Structured annuity settlements are a method whereby the defendant in a suit can pay a larger amount of money to the person suing them without digging any deeper into their pocket. When a structured annuity settlement is in place, the insurance company that offers the annuity calculates the amount of payments and includes money in each payment to include what interest or investment returns on the investment brings. This allows the defendant to use the interest on the money as part of the settlement.

  1. History

    • The use of a structured annuity settlement occurred first in the 1970s in the United States. It is one way to settle a lawsuit that gives the person receiving the settlement lower annual income so they continue to receive Medicare and Medicaid help. This is extremely important, particularly if they are in a nursing home or have ongoing medical problems.

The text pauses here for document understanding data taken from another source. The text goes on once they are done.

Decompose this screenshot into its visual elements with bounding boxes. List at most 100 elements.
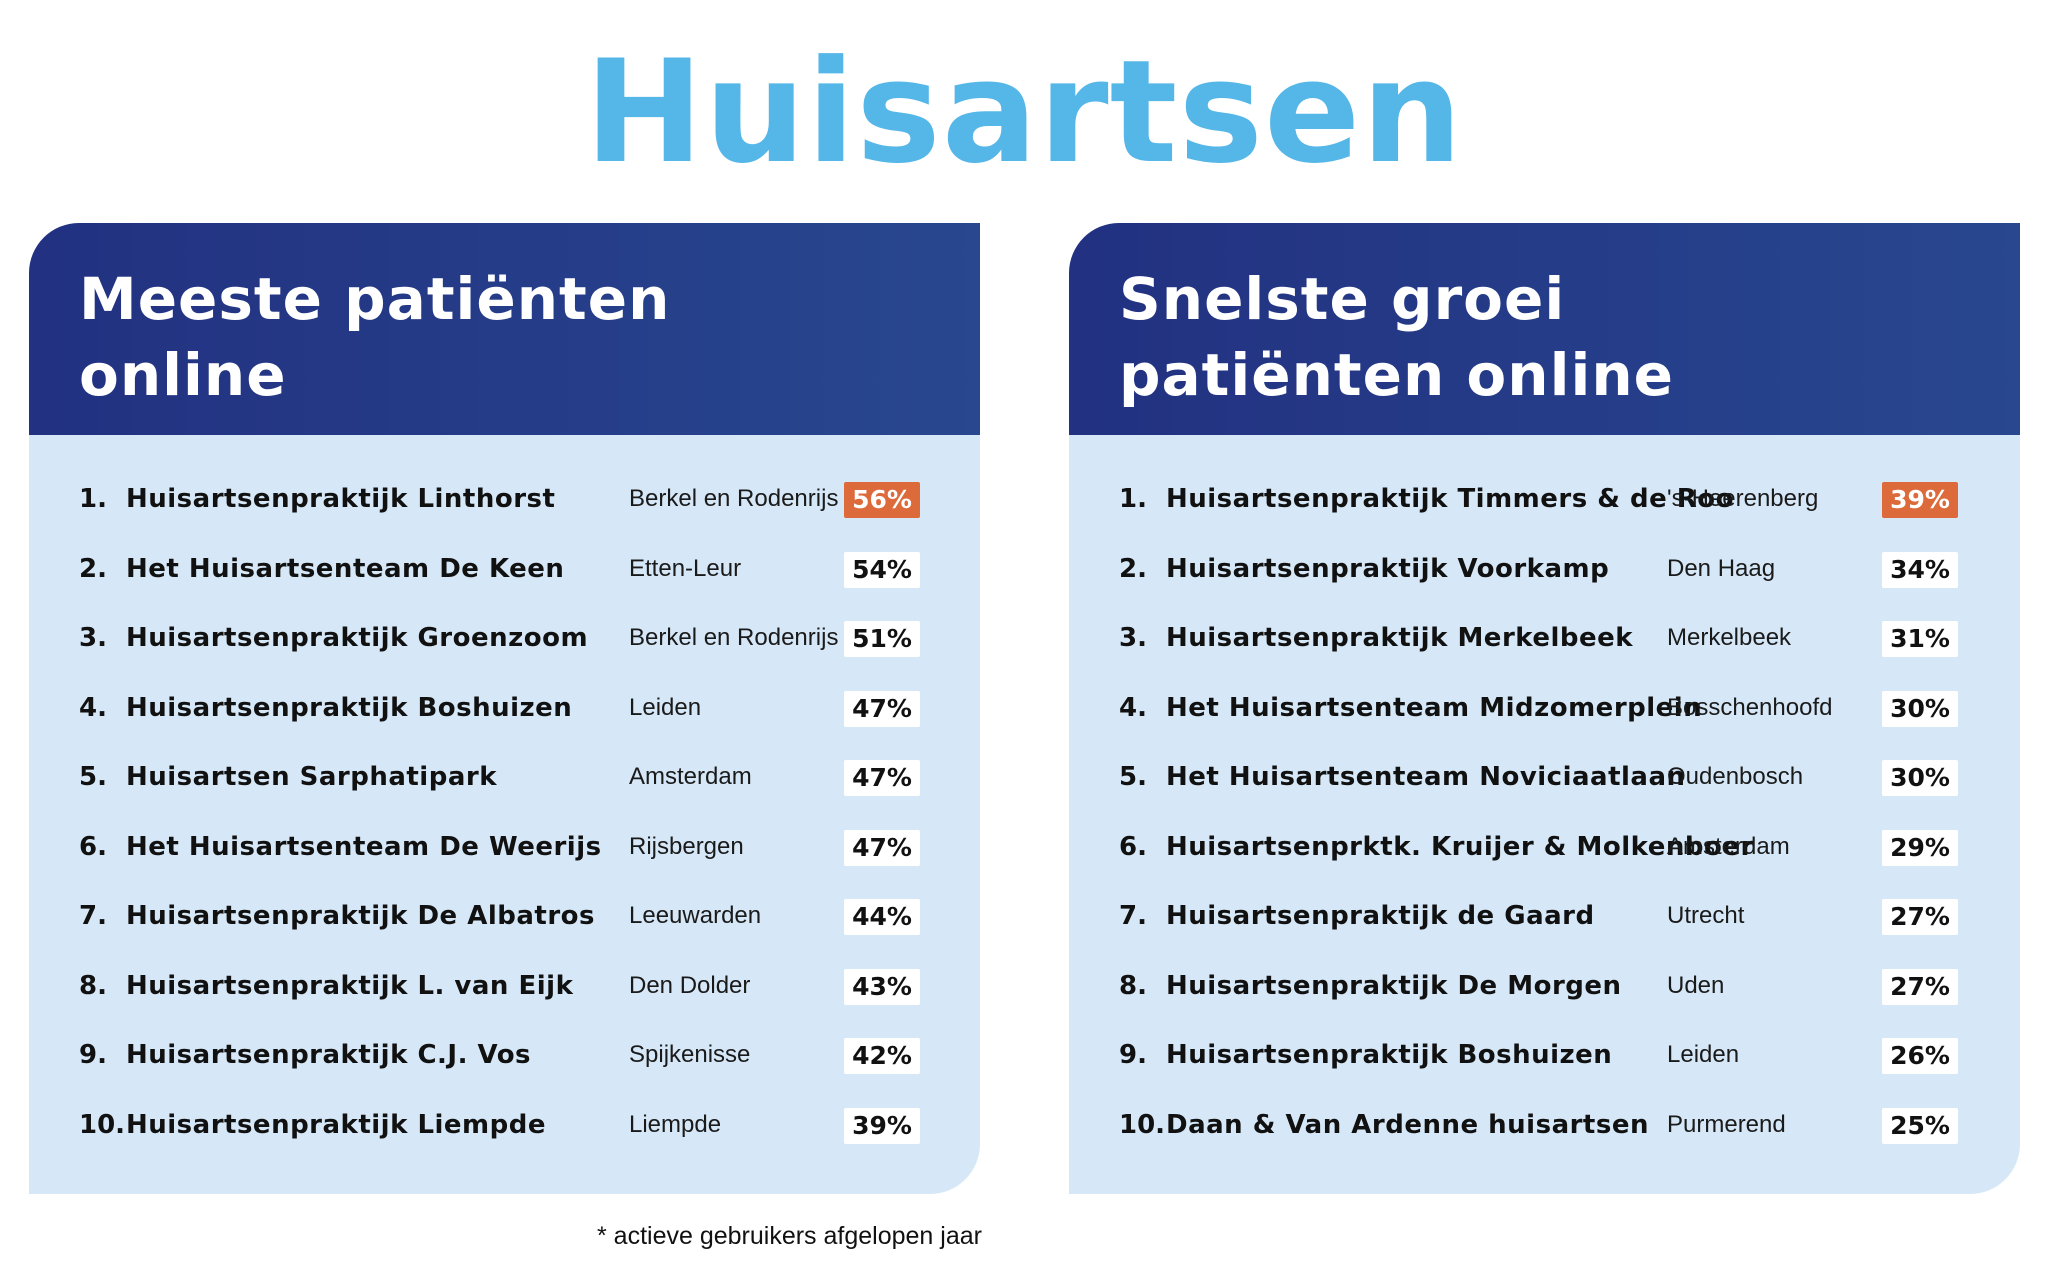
- ranking-row: 8. Huisartsenpraktijk De Morgen Uden 27%: [1069, 956, 2020, 1016]
- city-name: Den Haag: [1667, 554, 1776, 582]
- practice-name: Het Huisartsenteam De Keen: [126, 553, 565, 584]
- ranking-row: 9. Huisartsenpraktijk Boshuizen Leiden 26%: [1069, 1025, 2020, 1085]
- practice-name: Huisartsenpraktijk De Albatros: [126, 901, 595, 931]
- practice-name: Huisartsenpraktijk Groenzoom: [126, 623, 589, 653]
- rank-number: 7.: [79, 901, 107, 931]
- panel-header: Meeste patiënten online: [29, 223, 980, 435]
- percentage-badge: 44%: [844, 899, 920, 935]
- practice-name: Huisartsen Sarphatipark: [126, 762, 497, 792]
- percentage-badge: 30%: [1882, 690, 1958, 727]
- practice-name: Het Huisartsenteam Midzomerplein: [1166, 692, 1703, 723]
- rank-number: 8.: [1119, 970, 1147, 1001]
- city-name: Leiden: [629, 693, 702, 721]
- panel-title: Meeste patiënten online: [79, 261, 670, 413]
- percentage-badge: 42%: [844, 1038, 920, 1074]
- practice-name: Huisartsenpraktijk De Morgen: [1166, 970, 1622, 1001]
- practice-name: Huisartsenpraktijk Timmers & de Roo: [1166, 484, 1735, 514]
- percentage-badge: 25%: [1882, 1107, 1958, 1144]
- panel-fastest-growth: Snelste groei patiënten online 1. Huisart…: [1069, 223, 2020, 1194]
- percentage-badge: 30%: [1882, 760, 1958, 796]
- percentage-badge: 51%: [844, 621, 920, 657]
- percentage-badge: 54%: [844, 551, 920, 588]
- city-name: Leiden: [1667, 1041, 1740, 1068]
- rank-number: 7.: [1119, 901, 1147, 931]
- panel-most-patients: Meeste patiënten online 1. Huisartsenprak…: [29, 223, 980, 1194]
- rank-number: 8.: [79, 970, 107, 1001]
- ranking-row: 1. Huisartsenpraktijk Linthorst Berkel en …: [29, 469, 980, 529]
- percentage-badge: 39%: [844, 1107, 920, 1144]
- rank-number: 5.: [79, 762, 107, 792]
- city-name: Spijkenisse: [629, 1041, 751, 1068]
- practice-name: Huisartsenpraktijk Voorkamp: [1166, 553, 1610, 584]
- practice-name: Daan & Van Ardenne huisartsen: [1166, 1109, 1649, 1140]
- rank-number: 10.: [79, 1109, 126, 1140]
- panel-header: Snelste groei patiënten online: [1069, 223, 2020, 435]
- percentage-badge: 27%: [1882, 968, 1958, 1005]
- ranking-row: 2. Het Huisartsenteam De Keen Etten-Leur 54…: [29, 539, 980, 599]
- rank-number: 4.: [79, 692, 107, 723]
- practice-name: Huisartsenpraktijk Linthorst: [126, 484, 556, 514]
- percentage-badge: 47%: [844, 690, 920, 727]
- practice-name: Huisartsenpraktijk Liempde: [126, 1109, 546, 1140]
- city-name: Den Dolder: [629, 971, 751, 999]
- ranking-row: 1. Huisartsenpraktijk Timmers & de Roo's-…: [1069, 469, 2020, 529]
- percentage-badge: 34%: [1882, 551, 1958, 588]
- practice-name: Huisartsenpraktijk de Gaard: [1166, 901, 1595, 931]
- rank-number: 6.: [1119, 831, 1147, 862]
- percentage-badge: 27%: [1882, 899, 1958, 935]
- percentage-badge: 47%: [844, 760, 920, 796]
- city-name: Purmerend: [1667, 1110, 1786, 1138]
- rank-number: 10.: [1119, 1109, 1166, 1140]
- percentage-badge: 39%: [1882, 482, 1958, 518]
- rank-number: 1.: [1119, 484, 1147, 514]
- city-name: Amsterdam: [629, 763, 752, 790]
- panel-title-line1: Snelste groei: [1119, 265, 1566, 333]
- rank-number: 6.: [79, 831, 107, 862]
- percentage-badge: 47%: [844, 829, 920, 866]
- city-name: Berkel en Rodenrijs: [629, 624, 839, 651]
- city-name: Oudenbosch: [1667, 763, 1804, 790]
- practice-name: Huisartsenpraktijk Boshuizen: [126, 692, 573, 723]
- rank-number: 2.: [79, 553, 107, 584]
- city-name: Bosschenhoofd: [1667, 693, 1833, 721]
- ranking-row: 10. Huisartsenpraktijk Liempde Liempde 39%: [29, 1095, 980, 1155]
- rank-number: 9.: [1119, 1040, 1147, 1070]
- ranking-row: 5. Huisartsen Sarphatipark Amsterdam 47%: [29, 747, 980, 807]
- ranking-row: 3. Huisartsenpraktijk Groenzoom Berkel en …: [29, 608, 980, 668]
- ranking-row: 10. Daan & Van Ardenne huisartsen Purmeren…: [1069, 1095, 2020, 1155]
- percentage-badge: 56%: [844, 482, 920, 518]
- footnote: * actieve gebruikers afgelopen jaar: [597, 1222, 982, 1250]
- ranking-row: 7. Huisartsenpraktijk De Albatros Leeuward…: [29, 886, 980, 946]
- percentage-badge: 29%: [1882, 829, 1958, 866]
- rank-number: 5.: [1119, 762, 1147, 792]
- rank-number: 4.: [1119, 692, 1147, 723]
- ranking-row: 7. Huisartsenpraktijk de Gaard Utrecht 27%: [1069, 886, 2020, 946]
- city-name: Rijsbergen: [629, 832, 744, 860]
- percentage-badge: 31%: [1882, 621, 1958, 657]
- ranking-row: 6. Huisartsenprktk. Kruijer & Molkenboer A…: [1069, 817, 2020, 877]
- percentage-badge: 43%: [844, 968, 920, 1005]
- city-name: Etten-Leur: [629, 554, 742, 582]
- practice-name: Huisartsenpraktijk C.J. Vos: [126, 1040, 532, 1070]
- panel-title: Snelste groei patiënten online: [1119, 261, 1674, 413]
- ranking-row: 2. Huisartsenpraktijk Voorkamp Den Haag 34%: [1069, 539, 2020, 599]
- page-title: Huisartsen: [584, 30, 1464, 195]
- percentage-badge: 26%: [1882, 1038, 1958, 1074]
- rank-number: 9.: [79, 1040, 107, 1070]
- panel-title-line2: online: [79, 341, 287, 409]
- rank-number: 3.: [79, 623, 107, 653]
- practice-name: Het Huisartsenteam De Weerijs: [126, 831, 602, 862]
- ranking-row: 4. Het Huisartsenteam Midzomerplein Bossch…: [1069, 678, 2020, 738]
- practice-name: Huisartsenpraktijk Merkelbeek: [1166, 623, 1634, 653]
- ranking-row: 3. Huisartsenpraktijk Merkelbeek Merkelbee…: [1069, 608, 2020, 668]
- panel-title-line1: Meeste patiënten: [79, 265, 671, 333]
- practice-name: Huisartsenprktk. Kruijer & Molkenboer: [1166, 831, 1754, 862]
- city-name: Merkelbeek: [1667, 624, 1792, 651]
- ranking-row: 4. Huisartsenpraktijk Boshuizen Leiden 47%: [29, 678, 980, 738]
- ranking-row: 6. Het Huisartsenteam De Weerijs Rijsberge…: [29, 817, 980, 877]
- city-name: 's-Heerenberg: [1667, 485, 1819, 512]
- ranking-row: 8. Huisartsenpraktijk L. van Eijk Den Dold…: [29, 956, 980, 1016]
- ranking-row: 5. Het Huisartsenteam Noviciaatlaan Oudenb…: [1069, 747, 2020, 807]
- city-name: Leeuwarden: [629, 902, 762, 929]
- practice-name: Huisartsenpraktijk L. van Eijk: [126, 970, 574, 1001]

If they had the cash immediately, the plaintiff would have to pay all medical bills from the money they receive and would be unable to secure other insurance. Eventually the money would disappear and the plaintiff would have to reapply for Medicare or Medicaid. Special rules for trusts in these types of situations are part of the requirement for some settlements.

    Tax Treatment

    • The IRS treats the settlement payments as tax free, as it would other injury settlements, as long as it fulfills specific rules. The money has to be part of a suit or payment under workman's compensation. Money for injury is normally not taxable. The payment must come from the person liable for the payment, or a person or entity that took over that responsibility, such as an insurance company. If the same payment came from an annuity payment as payment for a contest, such as the lottery, you have to pay tax on the full amount received each year because it's not part of a structured settlement.

    Benefits

    • Aside from the fact that the payment isn't taxable and allows the individual to receive Medicare or Medicaid if applicable, the structured settlement has another advantage. It is one method of providing a constant stream of cash instead of a lump sum for persons not able to manage large sums of money. It is one method to help guarantee lifetime income.

    Misconceptions

    • Ultimately the goal is to provide lifelong income for the person injured, but often inflation eats away at the amount of money he receives and, particularly if the person is young, he finds that after a decade or two, it's not enough to pay for all necessities.

    Warning

    • In an effort to access all the money at once, some people sell the right to their payments to an outside company. The individual receives a lump sum and the company gets the future payments from the annuity. If the individual spends all the money immediately, they have nothing left to use for living expenses. Once you transfer the settlement, it no longer belongs to the individual.

    Considerations

    • Several companies purchase structured annuity settlements. It's always wise to compare the amount of money offered if you have a structured settlement for sale. Many times the difference in what the companies pay in a lump sum varies by thousands of dollars.